This protocol demonstrate protein crystallization on a chip-like device in x-ray diffraction data recollection. This device is called a crystal-on-crystal because protein crystals grow on a single quartz crystal. Upon successful growth of protein crystals on such devices, thousands of diffraction images are collected from each device at room temperature without even touching the protein crystals.
X-ray diffraction at room temperature is very essential for studying protein function involving many conformational states. This informative protein changes or protein actions can be frozen, thus not detectable in cryo-crystallography. This devices can be used to study light-induced signaling processes and redox changes.
Only a handful of devices gives complete and redundant datasets. To begin device pre-assembly, label the outer ring for the sample identification. Include the project name, device number, crystallization condition, and date as desired.
Then place the labeled ring upside down on a clean surface and place one quartz wafer inside the outer ring. Next, pour a small amount of microscope immersion oil into a Petri dish and dip a shim in the oil ensuring that both sides of the shim are well coated. Remove any excess oil by dabbing the shim on a clean surface.
Then place the oiled shim on top of the first quartz wafer. Mix the protein solution and crystallization buffer on the first quartz wafer using a pipette. Try to avoid air bubbles when mixing.
The total volume of the crystallization solution should not exceed the maximum capacity of the crystallization chamber determined by the shim size and thickness. Place the second quartz wafer over the mixed solution. The solution will spread out spontaneously.
Then tap the second quartz wafer lightly on the edge to help spread the oil while pushing air out. Secure the device by screwing a retaining ring into the outer ring. If necessary, use a tightening tool.
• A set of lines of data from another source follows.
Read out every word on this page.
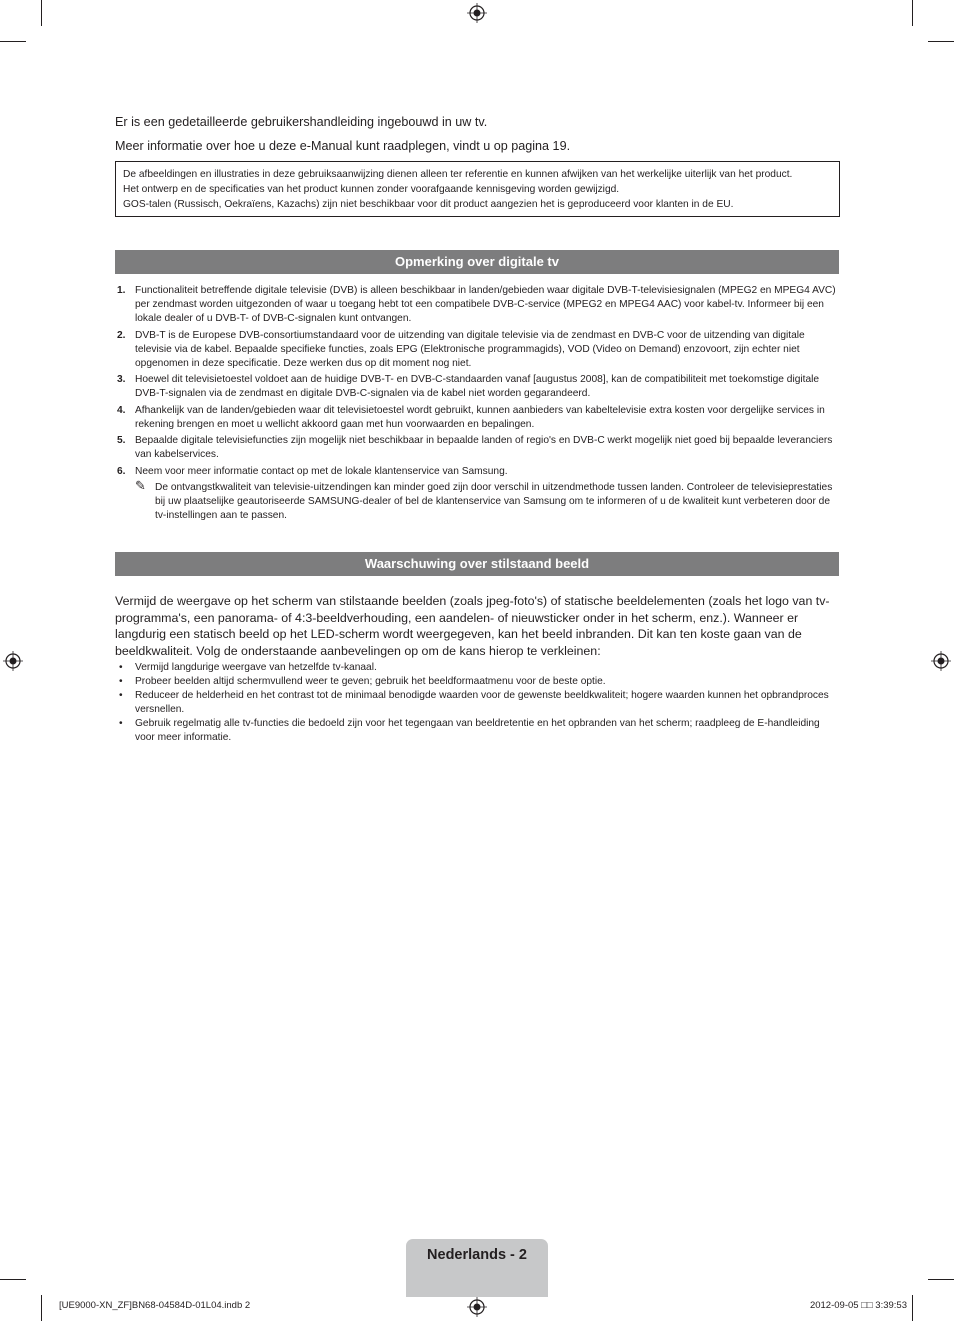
Er is een gedetailleerde gebruikershandleiding ingebouwd in uw tv.
Meer informatie over hoe u deze e-Manual kunt raadplegen, vindt u op pagina 19.
De afbeeldingen en illustraties in deze gebruiksaanwijzing dienen alleen ter referentie en kunnen afwijken van het werkelijke uiterlijk van het product.
Het ontwerp en de specificaties van het product kunnen zonder voorafgaande kennisgeving worden gewijzigd.
GOS-talen (Russisch, Oekraïens, Kazachs) zijn niet beschikbaar voor dit product aangezien het is geproduceerd voor klanten in de EU.
Opmerking over digitale tv
1. Functionaliteit betreffende digitale televisie (DVB) is alleen beschikbaar in landen/gebieden waar digitale DVB-T-televisiesignalen (MPEG2 en MPEG4 AVC) per zendmast worden uitgezonden of waar u toegang hebt tot een compatibele DVB-C-service (MPEG2 en MPEG4 AAC) voor kabel-tv. Informeer bij een lokale dealer of u DVB-T- of DVB-C-signalen kunt ontvangen.
2. DVB-T is de Europese DVB-consortiumstandaard voor de uitzending van digitale televisie via de zendmast en DVB-C voor de uitzending van digitale televisie via de kabel. Bepaalde specifieke functies, zoals EPG (Elektronische programmagids), VOD (Video on Demand) enzovoort, zijn echter niet opgenomen in deze specificatie. Deze werken dus op dit moment nog niet.
3. Hoewel dit televisietoestel voldoet aan de huidige DVB-T- en DVB-C-standaarden vanaf [augustus 2008], kan de compatibiliteit met toekomstige digitale DVB-T-signalen via de zendmast en digitale DVB-C-signalen via de kabel niet worden gegarandeerd.
4. Afhankelijk van de landen/gebieden waar dit televisietoestel wordt gebruikt, kunnen aanbieders van kabeltelevisie extra kosten voor dergelijke services in rekening brengen en moet u wellicht akkoord gaan met hun voorwaarden en bepalingen.
5. Bepaalde digitale televisiefuncties zijn mogelijk niet beschikbaar in bepaalde landen of regio's en DVB-C werkt mogelijk niet goed bij bepaalde leveranciers van kabelservices.
6. Neem voor meer informatie contact op met de lokale klantenservice van Samsung.
✎ De ontvangstkwaliteit van televisie-uitzendingen kan minder goed zijn door verschil in uitzendmethode tussen landen. Controleer de televisieprestaties bij uw plaatselijke geautoriseerde SAMSUNG-dealer of bel de klantenservice van Samsung om te informeren of u de kwaliteit kunt verbeteren door de tv-instellingen aan te passen.
Waarschuwing over stilstaand beeld
Vermijd de weergave op het scherm van stilstaande beelden (zoals jpeg-foto's) of statische beeldelementen (zoals het logo van tv-programma's, een panorama- of 4:3-beeldverhouding, een aandelen- of nieuwsticker onder in het scherm, enz.). Wanneer er langdurig een statisch beeld op het LED-scherm wordt weergegeven, kan het beeld inbranden. Dit kan ten koste gaan van de beeldkwaliteit. Volg de onderstaande aanbevelingen op om de kans hierop te verkleinen:
• Vermijd langdurige weergave van hetzelfde tv-kanaal.
• Probeer beelden altijd schermvullend weer te geven; gebruik het beeldformaatmenu voor de beste optie.
• Reduceer de helderheid en het contrast tot de minimaal benodigde waarden voor de gewenste beeldkwaliteit; hogere waarden kunnen het opbrandproces versnellen.
• Gebruik regelmatig alle tv-functies die bedoeld zijn voor het tegengaan van beeldretentie en het opbranden van het scherm; raadpleeg de E-handleiding voor meer informatie.
Nederlands - 2
[UE9000-XN_ZF]BN68-04584D-01L04.indb 2	2012-09-05 □□ 3:39:53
Avoid over-tightening as it may cause delicate quartz wafers to deform or crack. Store the assembled devices in a box at room temperature or inside a temperature-controlled incubator. After a few hours or days, place the crystallization device under a microscope and monitor the crystal growth.
If necessary, optimize crystallization conditions as described in the manuscript. For calibration, install a thin YAG crystal on the chip holder, then install the beam stop. Next, open the Insitux software and run the indicated program to take x-ray fluorescence images of the direct beam where the device is a user-selected name for the crystallization device and device.
param is the filename that contains device-specific control parameters. Then find the precise position of the direct x-ray beam by running the beam profile fitting program where the burn image is the filename of the x-ray fluorescence image. For optical scanning, place a crystallization device in the chip holder and secure using a thumbscrew.
Then mount the chip holder onto the translation stage of the diffractometer through a kinematic mechanism. Depending on the light sensitivity of the protein sample and the purpose of the experiment, install a white or infrared light source to take micrographs from the optical window of the device. Once the setup is ready, run the scan program by entering the indicated command for scanning in motion at the beam line.
Then run the tiling program on a user computer where x is the initial value for the column and y is the initial value for rogue displacements of micrographs. The program stitches all micrographs into a montage of one to three micrometer pixel resolution. After stitching the micrographs, enter the indicated command to run the crystal finding program.
This program performs crystal recognition and shot planning and the key parameters in this program enables specific crystal selection and target planning. Remove the light source and position the beam stop. Then run the data collection program for serial diffraction.
The suggested command triggers data collection by visiting the planned shots in a pre-programmed sequence. Each targeted crystal is translocated to the beam position. At each stop, x-ray exposure is taken either with or without a laser illumination at a scheduled time delay.
In the study, the crystallization conditions between vapor diffusion and an on-chip batch were compared. Four case studies of on-chip crystallization and representative datasets collected directly from quartz devices are demonstrated here. The dynamic crystallography experiments revealed light-induced changes in far red photoreceptor protein by comparing data from 4, 352 crystals in the dark and 8, 287 crystals after light illumination.
The dark dataset from in situ serial Laue diffraction resulted in better resolved electron densities, enabling confident model building of a bilin chromophore in an all Z sign conformation. The light-induced difference maps have revealed concerted motions in the central beta sheet suggesting the importance of the pi-pi stacking between the pyrrole rings of the chromophore and several aromatic residues. This platform is called Insitux.
The unique advantage of this platform is that one doesn't have to do any crystal manipulation once the crystallization is done. It is necessary to collect many datasets under changing conditions to capture the protein motions. And this becomes possible with Insitux because it enables large-scale data collection from thousands of protein crystals at room temperature.
With this new capability including crystallography, the light sensitive systems can be triggered inside the device and the light inert system can be studied if the crystal-on-crystal device is converted into outflows.